Phytotherapie fördert die natürliche Eigenregulation und wird gerne zur Linderung oder Prophylaxe von Krankheiten, in Therapien mit integriert. Jede Arzneipflanze hat ihr Indikationsgebiet wo Teile von Blüten, Wurzeln oder Blätter verwendet werden. Das größte Wirkspektrum zeigen dabei die sekundären Pflanzenstoffe (Polyphenole) mit einer Vielfalt von individuellen Stoffen wie, Flavonoide,  Ätherische Öle, Bitterstoffe, Gerbstoffe , Saponine u.v.m. als geprüftes Arzneimittel sind sie in Apotheken als Trockenextrakte, Tinkturen oder Presssäfte in hoher Qualität erhältlich.

Im medizinischen Verständnis von Gesundheit und Krankheit basiert sie ohne Einschränkungen auf der (natur-)wissenschaftlichen Medizin, sie hat also keine eigenen Theorien oder Lehren hinsichtlich des menschlichen Körpers (Anatomie, Histologie), seiner Funktionsweise (Physiologie, Biochemie), der Entstehung und Erkennung von Krankheiten (Pathologie, Pathophysiologie, Pathobiochemie, Diagnostik) und der Art und Weise, wie Wirkstoffe Körperfunktionen beeinflussen (Pharmakologie, Toxikologie).

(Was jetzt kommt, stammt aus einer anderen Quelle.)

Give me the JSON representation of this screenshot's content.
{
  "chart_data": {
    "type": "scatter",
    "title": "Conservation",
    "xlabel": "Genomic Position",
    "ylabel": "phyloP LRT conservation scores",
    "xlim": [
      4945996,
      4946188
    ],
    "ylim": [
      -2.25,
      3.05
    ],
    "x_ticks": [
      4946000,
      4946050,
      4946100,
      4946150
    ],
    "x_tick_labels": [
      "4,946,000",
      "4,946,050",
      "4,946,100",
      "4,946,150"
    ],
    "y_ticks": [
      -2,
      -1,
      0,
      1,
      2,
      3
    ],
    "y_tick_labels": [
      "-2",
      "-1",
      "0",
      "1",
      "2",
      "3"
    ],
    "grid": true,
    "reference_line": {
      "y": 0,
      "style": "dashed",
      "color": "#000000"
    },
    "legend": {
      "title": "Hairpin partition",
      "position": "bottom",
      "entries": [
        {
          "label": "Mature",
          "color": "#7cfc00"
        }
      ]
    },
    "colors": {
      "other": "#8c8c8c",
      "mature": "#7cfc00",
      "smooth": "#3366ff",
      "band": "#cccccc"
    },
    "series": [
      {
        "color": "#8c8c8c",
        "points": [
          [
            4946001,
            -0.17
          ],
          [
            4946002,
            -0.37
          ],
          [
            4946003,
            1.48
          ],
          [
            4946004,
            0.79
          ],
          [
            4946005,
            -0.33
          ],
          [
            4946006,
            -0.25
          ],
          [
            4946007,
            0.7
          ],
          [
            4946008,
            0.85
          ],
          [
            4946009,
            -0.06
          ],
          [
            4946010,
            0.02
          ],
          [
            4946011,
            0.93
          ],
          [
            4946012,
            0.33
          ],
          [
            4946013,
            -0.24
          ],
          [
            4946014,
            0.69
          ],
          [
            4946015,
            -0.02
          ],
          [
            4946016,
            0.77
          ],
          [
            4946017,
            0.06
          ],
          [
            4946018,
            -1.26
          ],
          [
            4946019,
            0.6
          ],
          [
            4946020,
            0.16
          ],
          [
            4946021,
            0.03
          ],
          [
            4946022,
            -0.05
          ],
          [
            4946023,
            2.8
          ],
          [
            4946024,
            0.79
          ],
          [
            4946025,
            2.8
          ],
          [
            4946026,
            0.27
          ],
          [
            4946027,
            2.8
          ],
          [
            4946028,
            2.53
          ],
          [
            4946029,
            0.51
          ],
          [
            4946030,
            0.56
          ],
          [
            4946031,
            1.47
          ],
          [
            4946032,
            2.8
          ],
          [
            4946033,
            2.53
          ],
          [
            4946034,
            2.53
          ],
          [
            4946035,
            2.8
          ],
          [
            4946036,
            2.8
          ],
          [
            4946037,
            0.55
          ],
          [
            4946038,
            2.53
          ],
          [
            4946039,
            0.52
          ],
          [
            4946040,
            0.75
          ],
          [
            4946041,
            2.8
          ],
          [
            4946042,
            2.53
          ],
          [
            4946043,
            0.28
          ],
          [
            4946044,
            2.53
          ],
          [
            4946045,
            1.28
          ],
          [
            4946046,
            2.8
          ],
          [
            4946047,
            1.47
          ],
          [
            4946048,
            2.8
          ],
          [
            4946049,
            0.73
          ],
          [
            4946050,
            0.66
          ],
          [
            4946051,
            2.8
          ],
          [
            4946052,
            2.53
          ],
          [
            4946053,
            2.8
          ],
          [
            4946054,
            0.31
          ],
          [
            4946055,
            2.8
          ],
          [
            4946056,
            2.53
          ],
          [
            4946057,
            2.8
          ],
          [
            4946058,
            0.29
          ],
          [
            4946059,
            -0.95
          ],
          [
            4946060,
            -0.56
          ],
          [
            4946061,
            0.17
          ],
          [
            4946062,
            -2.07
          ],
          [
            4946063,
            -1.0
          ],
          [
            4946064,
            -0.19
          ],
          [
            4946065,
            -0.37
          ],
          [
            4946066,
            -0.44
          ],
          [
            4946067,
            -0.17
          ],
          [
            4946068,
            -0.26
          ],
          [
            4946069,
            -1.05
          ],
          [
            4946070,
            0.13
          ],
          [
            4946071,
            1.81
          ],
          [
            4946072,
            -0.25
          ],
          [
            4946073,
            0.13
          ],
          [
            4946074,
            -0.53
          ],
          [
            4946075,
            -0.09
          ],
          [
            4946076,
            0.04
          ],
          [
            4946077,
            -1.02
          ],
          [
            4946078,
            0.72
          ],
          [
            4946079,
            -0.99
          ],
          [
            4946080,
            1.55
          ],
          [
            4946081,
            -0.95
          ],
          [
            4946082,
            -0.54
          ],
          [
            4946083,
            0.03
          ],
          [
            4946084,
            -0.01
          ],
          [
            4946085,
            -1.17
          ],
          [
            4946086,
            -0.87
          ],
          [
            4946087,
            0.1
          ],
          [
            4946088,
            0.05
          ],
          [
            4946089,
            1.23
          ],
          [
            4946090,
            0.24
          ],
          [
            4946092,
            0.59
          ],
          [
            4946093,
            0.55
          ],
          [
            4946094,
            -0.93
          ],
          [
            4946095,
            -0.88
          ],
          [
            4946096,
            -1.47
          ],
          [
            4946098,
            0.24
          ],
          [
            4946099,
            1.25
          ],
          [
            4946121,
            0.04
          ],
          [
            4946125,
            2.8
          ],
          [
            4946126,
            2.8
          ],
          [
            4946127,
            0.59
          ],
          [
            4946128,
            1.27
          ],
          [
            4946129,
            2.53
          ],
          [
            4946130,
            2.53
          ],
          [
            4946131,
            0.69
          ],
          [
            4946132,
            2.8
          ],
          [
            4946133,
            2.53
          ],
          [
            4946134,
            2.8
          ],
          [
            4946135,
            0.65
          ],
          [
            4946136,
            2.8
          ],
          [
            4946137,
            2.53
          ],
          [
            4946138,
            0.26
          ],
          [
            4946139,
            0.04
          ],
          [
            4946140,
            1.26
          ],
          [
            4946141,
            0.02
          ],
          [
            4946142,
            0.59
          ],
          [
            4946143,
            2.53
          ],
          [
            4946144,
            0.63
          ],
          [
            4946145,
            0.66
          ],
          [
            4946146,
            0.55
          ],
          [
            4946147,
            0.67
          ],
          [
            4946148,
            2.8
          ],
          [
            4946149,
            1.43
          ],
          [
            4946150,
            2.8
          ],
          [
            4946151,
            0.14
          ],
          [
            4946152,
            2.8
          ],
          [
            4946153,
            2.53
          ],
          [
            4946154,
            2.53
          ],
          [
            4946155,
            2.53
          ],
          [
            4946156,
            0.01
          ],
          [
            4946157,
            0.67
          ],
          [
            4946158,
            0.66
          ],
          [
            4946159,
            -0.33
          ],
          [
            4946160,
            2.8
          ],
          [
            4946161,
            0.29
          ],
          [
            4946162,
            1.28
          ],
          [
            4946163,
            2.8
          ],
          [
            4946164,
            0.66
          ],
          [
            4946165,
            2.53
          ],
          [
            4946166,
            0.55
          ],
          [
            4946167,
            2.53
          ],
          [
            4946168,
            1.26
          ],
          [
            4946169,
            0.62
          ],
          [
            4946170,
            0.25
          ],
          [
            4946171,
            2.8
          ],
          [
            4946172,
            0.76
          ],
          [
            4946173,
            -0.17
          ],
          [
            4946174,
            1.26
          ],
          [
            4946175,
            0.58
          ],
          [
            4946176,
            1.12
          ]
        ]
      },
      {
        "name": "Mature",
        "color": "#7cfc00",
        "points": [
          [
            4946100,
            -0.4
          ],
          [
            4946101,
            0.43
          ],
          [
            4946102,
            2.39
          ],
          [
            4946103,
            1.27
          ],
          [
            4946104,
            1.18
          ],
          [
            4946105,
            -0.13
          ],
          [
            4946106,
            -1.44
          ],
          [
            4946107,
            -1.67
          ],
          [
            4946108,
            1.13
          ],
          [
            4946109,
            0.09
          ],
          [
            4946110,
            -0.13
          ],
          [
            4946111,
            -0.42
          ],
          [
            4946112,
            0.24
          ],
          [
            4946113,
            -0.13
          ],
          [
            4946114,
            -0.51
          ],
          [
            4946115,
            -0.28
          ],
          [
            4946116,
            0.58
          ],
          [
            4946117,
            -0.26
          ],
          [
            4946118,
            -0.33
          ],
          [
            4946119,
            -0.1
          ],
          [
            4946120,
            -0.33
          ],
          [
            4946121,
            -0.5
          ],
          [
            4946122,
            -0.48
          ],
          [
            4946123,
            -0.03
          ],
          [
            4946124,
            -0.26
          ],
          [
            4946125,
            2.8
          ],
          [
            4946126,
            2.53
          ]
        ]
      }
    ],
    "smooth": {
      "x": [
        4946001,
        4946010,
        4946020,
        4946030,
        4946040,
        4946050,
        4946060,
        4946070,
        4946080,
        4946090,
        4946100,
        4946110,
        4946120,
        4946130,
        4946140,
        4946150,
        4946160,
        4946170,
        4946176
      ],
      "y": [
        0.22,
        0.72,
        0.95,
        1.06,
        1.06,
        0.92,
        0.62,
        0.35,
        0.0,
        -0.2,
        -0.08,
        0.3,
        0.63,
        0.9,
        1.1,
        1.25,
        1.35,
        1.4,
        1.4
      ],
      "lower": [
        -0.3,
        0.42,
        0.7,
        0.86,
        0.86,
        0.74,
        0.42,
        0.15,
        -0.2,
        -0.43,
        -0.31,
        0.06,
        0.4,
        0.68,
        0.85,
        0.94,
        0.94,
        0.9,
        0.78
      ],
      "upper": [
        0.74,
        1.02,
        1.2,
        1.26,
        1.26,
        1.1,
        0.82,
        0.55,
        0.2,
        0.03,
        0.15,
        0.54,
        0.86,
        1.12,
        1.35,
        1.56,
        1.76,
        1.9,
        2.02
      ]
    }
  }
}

Der Zusammenhang von Dosis und Wirkung wird in der Phytotherapie als pharmakologisch charakterisierbar aufgefasst*.

In Deutschland wurde die moderne Phytotherapie bekannt durch das Gründungsmitglied der GPT Prof. Dr. Rudolf Fritz Weiß, der das erste Lehrbuch für Phytotherapie herausgab, und wird im Arzneimittelgesetz als Therapierichtung genannt.